We have developed a model to evaluate the effectiveness of existing data reduction technologies. Our goal is to be able to rank ROI as defined by (marginal benefit)/(marginal cost). The model we're developing uses the concept of CORE, which stands for Capacity Optimization Ratio Effectiveness. It is a measure of the effectiveness of a storage optimization technology as a function of time and cost to achieve a desired capacity reduction. In this model, a user can trade efficiency of optimization for elapsed time and cost. In other words, it’s a useful way to measure where to more expensive reduction techniques will drive business value.
There are seven variables we consider in CORE:
- Storage Capacity (S) – by capacity, we mean the volume of data being optimized as measured by the size of the dataset used to define the optimization index. In general, the larger the dataset used to define the index, the more CPU horsepower will be required to optimize the data. For example, when Data Domain ingests a backup stream the ‘capacity’ could be measured in TBs; Falconstor and ProtecTier, increase the size of the dataset by using more processing power.
- Percent Capacity Reduction (R) - That is the percent of targeted capacity that is eliminated; which is a function of the type of data being optimized. For example, backup data can be more highly optimized than multimedia files. In general, the more capacity being optimized, the greater the percent capacity reduction.
- Cost of Solution (C_s) - Cost of data reduction solution to include processing power, memory, bandwidth, software, redundancy. (Note: for the first pass we've left off operational costs).
- Cost of Latency (C_l) - C_l is "cost of latency" and is a scaling value based on the assumed cost of a second of added latency.
- Value of Capacity Reduced (V) - Measured as the cost/TB X the amount of data reduced - i.e. the dollar value of storage that is eliminated.
- Workload IOs/second (W) - Workload characteristics (in IO/second)
- Optimization Overhead seconds/io - The optimization overhead of data optimization (in seconds/IO)
Here's the formula:
CORE = (S x R x V) ÷ (C_s + (C_l x W x O)

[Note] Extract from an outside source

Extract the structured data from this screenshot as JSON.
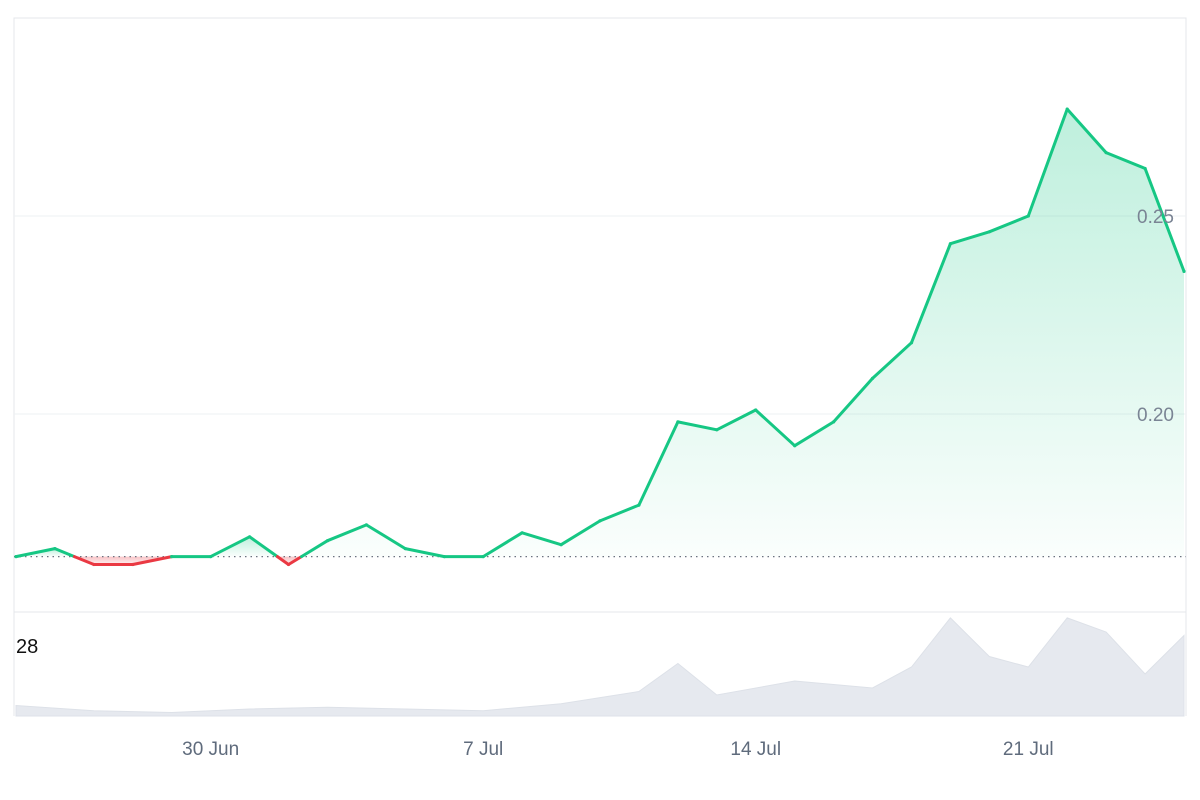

Wikibon has tested the CORE methodology and the first technologies analysed were:
- A-SIS de-duplication technology from NetApp
- Alberio de-duplication technology from Permabit
- Newly-announced compression technology from NetApp
- Real-time Compression technology from IBM (previously StorWize)

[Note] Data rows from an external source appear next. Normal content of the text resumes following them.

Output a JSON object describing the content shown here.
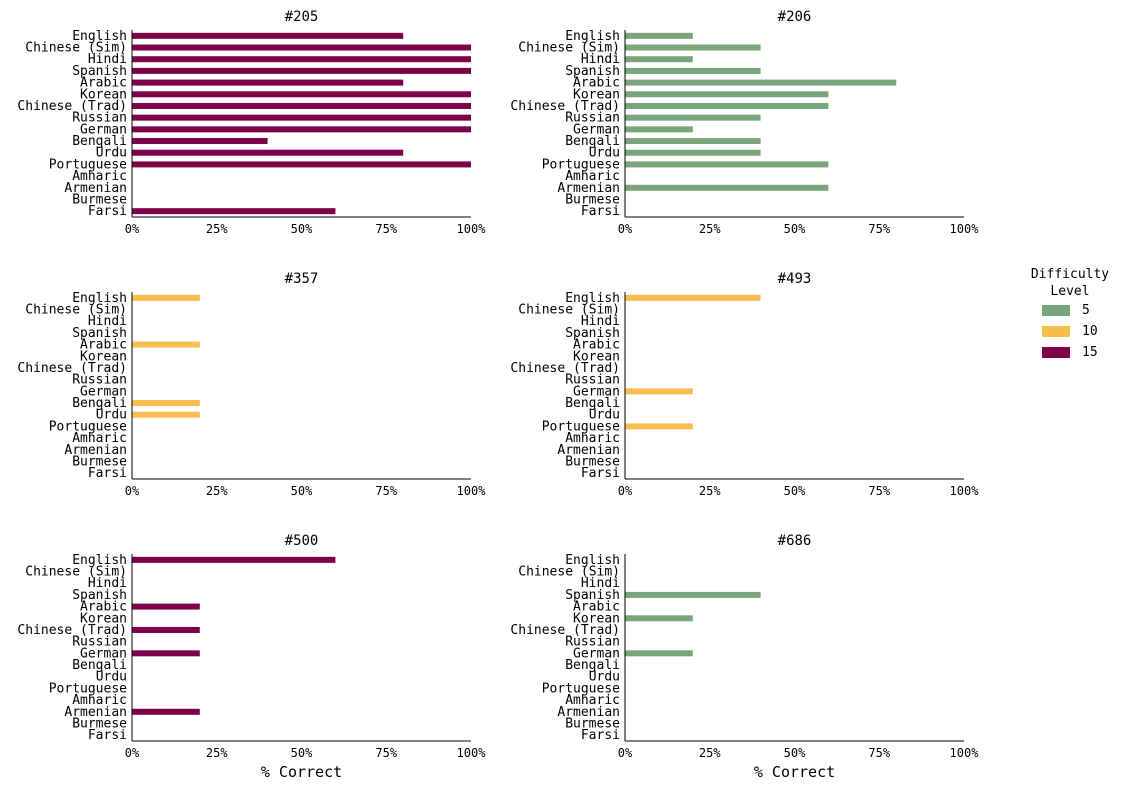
{
  "chart_data": {
    "type": "bar",
    "orientation": "horizontal",
    "categories": [
      "English",
      "Chinese (Sim)",
      "Hindi",
      "Spanish",
      "Arabic",
      "Korean",
      "Chinese (Trad)",
      "Russian",
      "German",
      "Bengali",
      "Urdu",
      "Portuguese",
      "Amharic",
      "Armenian",
      "Burmese",
      "Farsi"
    ],
    "xlim": [
      0,
      100
    ],
    "x_ticks": [
      "0%",
      "25%",
      "50%",
      "75%",
      "100%"
    ],
    "xlabel": "% Correct",
    "grid": false,
    "legend": {
      "title": "Difficulty\nLevel",
      "placement": "right",
      "entries": [
        {
          "label": "5",
          "color": "#78a57c"
        },
        {
          "label": "10",
          "color": "#f7bd4d"
        },
        {
          "label": "15",
          "color": "#7d0049"
        }
      ]
    },
    "panels": [
      {
        "title": "#205",
        "difficulty": "15",
        "color": "#7d0049",
        "values": [
          80,
          100,
          100,
          100,
          80,
          100,
          100,
          100,
          100,
          40,
          80,
          100,
          0,
          0,
          0,
          60
        ]
      },
      {
        "title": "#206",
        "difficulty": "5",
        "color": "#78a57c",
        "values": [
          20,
          40,
          20,
          40,
          80,
          60,
          60,
          40,
          20,
          40,
          40,
          60,
          0,
          60,
          0,
          0
        ]
      },
      {
        "title": "#357",
        "difficulty": "10",
        "color": "#f7bd4d",
        "values": [
          20,
          0,
          0,
          0,
          20,
          0,
          0,
          0,
          0,
          20,
          20,
          0,
          0,
          0,
          0,
          0
        ]
      },
      {
        "title": "#493",
        "difficulty": "10",
        "color": "#f7bd4d",
        "values": [
          40,
          0,
          0,
          0,
          0,
          0,
          0,
          0,
          20,
          0,
          0,
          20,
          0,
          0,
          0,
          0
        ]
      },
      {
        "title": "#500",
        "difficulty": "15",
        "color": "#7d0049",
        "values": [
          60,
          0,
          0,
          0,
          20,
          0,
          20,
          0,
          20,
          0,
          0,
          0,
          0,
          20,
          0,
          0
        ]
      },
      {
        "title": "#686",
        "difficulty": "5",
        "color": "#78a57c",
        "values": [
          0,
          0,
          0,
          40,
          0,
          20,
          0,
          0,
          20,
          0,
          0,
          0,
          0,
          0,
          0,
          0
        ]
      }
    ]
  }
}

All the technologies are capacity optimization of primary storage, all include inline re-hydration on read, and all except NetApps A-SIS include inline write processing.
The workload assumptions are given in table 1, and show that it is an IO intensive environment using 400GB high performance drives.
The CORE input variables and CORE results for this IO intensive environment are shown in table 2.
A CORE score of 1 means that the benefits of de-duplication equal the costs. The Wikibon analysis shows that the NetApp compression technology gives a poorer return than the A-SIS de-duplication technology. Combining the two technologies dilutes the benefit of A-SIS.
The Permabit solution for de-duplication and the IBM Real-time Compression have a far higher CORE scores and a much better return on investment that the A-SIS and NetApp compression systems for the workload and cost assumptions made in the comparison.
There are now a number of technologies that have integrated de-duplication and compression technologies within the storage arrays and many more that are coming. The analysis shows that there is a cost to implementing all types of capacity optimization, including a potential increase in IO latency and storage specialist effort to implement and monitor the additional technologies. The results of the Wikibon CORE analysis show that the additional costs of more advanced implementations from Permabit and IBM give a much better return on investment over less efficient implementations from NetApp.
Action Item: Focusing on one best-of-breed capacity optimization technology from either Permabit or IBM will give a better return in IO intensive environments than combining two less efficient technologies from NetApp.